When the boy regained consciousness, daylight was creeping into the cavern through an opening much lower down than the one by which the boys had entered the upper cavern.
The earth outside was covered with a thick mat of snow, and the trees and shrubs of the forest were bending beneath burdens of pure white.
The fire had burned to ashes and it was miserably cold.
The Little Brass God was gone!
CHAPTER VII
AN EMPTY CAVERN
Perhaps a dozen yards from the fire, Tommy stumbled at a figure over which the falling snow was fast drifting. He called out to Sandy, who was only a short distance away, and the two lifted the unconscious form in their arms and staggered toward the fire.
“Why, it’s nothing but a kid!” Sandy exclaimed.
“Don’t you know who it is?” demanded Tommy.
“Never saw him before!” was the reply.
“It’s Thede Carson!”
“Not that little monkey of a Thede Carson who’s always getting the Beaver Patrol into trouble?” demanded Sandy. “What would he be doing up here? I guess you’re losing the sense of sight.”
“Sure, it’s Thede Carson,” insisted Tommy.
“Well, I guess he’s about all in,” Sandy volunteered.
“Get busy then, with your first aid,” Tommy ordered. “Get some of his clothes off and get to work with snow, or his fingers and toes will drop off as soon as they thaw out.”
“I don’t believe it’s the cold so much as it is exhaustion,” Sandy ventured. “He seems to have been running a whole lot, for he’s still panting, I reckon he just dropped down when he couldn’t run any further.”
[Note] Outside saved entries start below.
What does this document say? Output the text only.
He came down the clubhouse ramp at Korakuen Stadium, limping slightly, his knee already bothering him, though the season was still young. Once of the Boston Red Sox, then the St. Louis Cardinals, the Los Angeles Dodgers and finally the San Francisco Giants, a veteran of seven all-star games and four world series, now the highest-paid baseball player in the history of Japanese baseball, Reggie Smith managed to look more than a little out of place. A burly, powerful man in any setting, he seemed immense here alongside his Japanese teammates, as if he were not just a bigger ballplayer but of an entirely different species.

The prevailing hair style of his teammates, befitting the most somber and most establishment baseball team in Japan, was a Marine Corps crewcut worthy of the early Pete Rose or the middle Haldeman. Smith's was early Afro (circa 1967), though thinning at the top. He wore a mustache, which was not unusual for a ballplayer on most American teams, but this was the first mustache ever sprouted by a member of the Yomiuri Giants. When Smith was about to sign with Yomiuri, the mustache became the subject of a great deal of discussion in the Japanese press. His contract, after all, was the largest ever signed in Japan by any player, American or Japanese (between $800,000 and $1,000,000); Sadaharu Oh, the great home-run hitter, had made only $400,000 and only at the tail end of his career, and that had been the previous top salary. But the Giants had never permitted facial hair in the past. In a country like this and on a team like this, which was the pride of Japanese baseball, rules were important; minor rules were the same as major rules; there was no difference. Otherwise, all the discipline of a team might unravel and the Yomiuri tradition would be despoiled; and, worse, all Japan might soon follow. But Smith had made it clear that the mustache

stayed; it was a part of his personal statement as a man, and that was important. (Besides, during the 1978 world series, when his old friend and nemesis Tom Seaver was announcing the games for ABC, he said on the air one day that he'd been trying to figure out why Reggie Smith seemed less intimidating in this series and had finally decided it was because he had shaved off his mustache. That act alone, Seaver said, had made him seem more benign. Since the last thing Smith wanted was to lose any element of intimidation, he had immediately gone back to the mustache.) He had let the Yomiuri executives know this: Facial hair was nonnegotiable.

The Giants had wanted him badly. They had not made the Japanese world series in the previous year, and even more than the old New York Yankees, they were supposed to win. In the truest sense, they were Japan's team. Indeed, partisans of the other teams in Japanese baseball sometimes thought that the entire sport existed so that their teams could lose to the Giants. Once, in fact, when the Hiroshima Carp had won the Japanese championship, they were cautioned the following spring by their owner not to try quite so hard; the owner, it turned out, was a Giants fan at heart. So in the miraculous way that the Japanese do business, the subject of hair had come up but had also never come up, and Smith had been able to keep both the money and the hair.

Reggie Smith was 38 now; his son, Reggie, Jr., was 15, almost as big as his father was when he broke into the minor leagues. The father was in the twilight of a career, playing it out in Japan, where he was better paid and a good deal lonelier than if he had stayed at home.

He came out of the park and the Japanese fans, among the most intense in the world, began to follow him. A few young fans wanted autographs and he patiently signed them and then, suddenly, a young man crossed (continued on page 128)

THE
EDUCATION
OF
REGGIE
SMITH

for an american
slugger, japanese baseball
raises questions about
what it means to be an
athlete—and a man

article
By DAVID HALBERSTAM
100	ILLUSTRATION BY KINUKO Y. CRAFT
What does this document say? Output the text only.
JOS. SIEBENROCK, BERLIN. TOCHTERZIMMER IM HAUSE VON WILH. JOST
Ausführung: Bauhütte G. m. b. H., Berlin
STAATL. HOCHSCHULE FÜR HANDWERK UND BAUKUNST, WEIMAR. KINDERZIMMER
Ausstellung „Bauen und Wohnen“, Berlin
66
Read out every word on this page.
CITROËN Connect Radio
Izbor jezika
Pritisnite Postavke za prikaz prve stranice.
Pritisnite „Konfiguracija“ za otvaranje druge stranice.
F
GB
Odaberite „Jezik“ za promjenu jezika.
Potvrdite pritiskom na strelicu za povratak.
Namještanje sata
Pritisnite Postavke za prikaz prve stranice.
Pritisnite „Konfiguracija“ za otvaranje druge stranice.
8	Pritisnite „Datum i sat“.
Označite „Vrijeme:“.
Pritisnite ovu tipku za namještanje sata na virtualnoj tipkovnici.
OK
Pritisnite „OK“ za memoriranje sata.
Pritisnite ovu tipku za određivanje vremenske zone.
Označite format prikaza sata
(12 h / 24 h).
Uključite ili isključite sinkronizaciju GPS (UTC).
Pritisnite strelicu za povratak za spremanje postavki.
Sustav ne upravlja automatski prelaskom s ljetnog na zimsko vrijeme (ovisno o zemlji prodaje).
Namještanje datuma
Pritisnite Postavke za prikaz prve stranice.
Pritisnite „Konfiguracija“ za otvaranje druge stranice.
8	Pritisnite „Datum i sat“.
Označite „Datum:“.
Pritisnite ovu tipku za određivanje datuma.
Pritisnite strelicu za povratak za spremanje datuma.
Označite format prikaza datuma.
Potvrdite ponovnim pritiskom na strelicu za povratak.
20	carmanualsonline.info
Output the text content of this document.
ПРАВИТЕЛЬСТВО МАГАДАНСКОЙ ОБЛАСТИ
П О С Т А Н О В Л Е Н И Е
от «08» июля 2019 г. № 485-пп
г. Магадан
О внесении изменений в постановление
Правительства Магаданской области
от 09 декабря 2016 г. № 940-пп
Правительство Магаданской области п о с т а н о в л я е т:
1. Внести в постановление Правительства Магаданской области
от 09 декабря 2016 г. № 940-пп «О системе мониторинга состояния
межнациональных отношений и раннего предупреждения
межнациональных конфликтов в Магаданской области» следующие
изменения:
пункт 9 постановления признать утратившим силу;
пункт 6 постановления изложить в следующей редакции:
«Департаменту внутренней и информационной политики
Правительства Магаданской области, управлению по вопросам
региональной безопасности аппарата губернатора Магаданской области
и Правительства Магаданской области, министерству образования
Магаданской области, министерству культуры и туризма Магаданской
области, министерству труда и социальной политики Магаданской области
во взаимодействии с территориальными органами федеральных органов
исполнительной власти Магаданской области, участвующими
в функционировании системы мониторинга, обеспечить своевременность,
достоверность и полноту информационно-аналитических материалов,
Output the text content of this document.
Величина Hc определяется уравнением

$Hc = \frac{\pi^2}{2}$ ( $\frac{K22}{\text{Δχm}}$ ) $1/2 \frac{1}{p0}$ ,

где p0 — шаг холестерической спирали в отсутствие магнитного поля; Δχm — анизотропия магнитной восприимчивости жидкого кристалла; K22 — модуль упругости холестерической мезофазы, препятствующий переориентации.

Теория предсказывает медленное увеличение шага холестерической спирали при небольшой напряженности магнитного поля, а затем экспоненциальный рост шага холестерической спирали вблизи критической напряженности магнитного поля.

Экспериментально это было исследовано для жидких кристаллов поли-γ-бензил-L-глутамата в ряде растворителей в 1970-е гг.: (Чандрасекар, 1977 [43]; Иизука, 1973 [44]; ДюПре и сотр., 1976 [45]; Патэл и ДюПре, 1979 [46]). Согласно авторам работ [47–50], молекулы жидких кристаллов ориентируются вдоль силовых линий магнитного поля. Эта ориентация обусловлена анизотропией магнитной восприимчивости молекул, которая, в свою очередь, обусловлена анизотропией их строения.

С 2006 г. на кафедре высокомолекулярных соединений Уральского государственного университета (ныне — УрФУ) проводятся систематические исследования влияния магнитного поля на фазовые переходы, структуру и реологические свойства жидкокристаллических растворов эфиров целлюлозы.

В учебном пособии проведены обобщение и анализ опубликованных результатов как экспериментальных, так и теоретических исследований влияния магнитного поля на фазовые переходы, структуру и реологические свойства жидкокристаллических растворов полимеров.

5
“I guess that’s about right,” Tommy admitted. “He doesn’t seem to be very cold. It may be that wound on his head,” the lad added, pointing to a long gash in the scalp which, judging from the state of the lad’s clothing, had bled very freely.
“What do you think of coming away up here in the Hudson Bay country and picking a member of the Beaver Patrol right out of the woods?” demanded Sandy. “We seem to find Boy Scouts wherever we go.”
The boys worked over the exhausted lad some moments, and then he opened his eyes.
“Now for the love of Mike!” exclaimed Tommy, “don’t look around and say ‘Where am I?’ The correct thing to say in these modern days is ‘Vot iss?’ Do you get me, Thede?”
“Why, it’s Tommy!” said the boy.
“Betcher life!” returned Tommy. “Did you run all the way up here from Clark street? Or did you come up in an aeroplane?”
Thede sat up and looked about for the tents and the boats.
“Why, this isn’t the camp!” he said.
“We haven’t got any more camp than a rabbit!” declared Sandy. “We’re lost! We’ve got to wait till morning to find our way back.”
“It’s a good thing you’re lost!” exclaimed Thede. “I don’t think I could have held out until I reached the camp. You see,” he went on with a slight shudder at the recollection of his experiences, “I left George a long distance off.”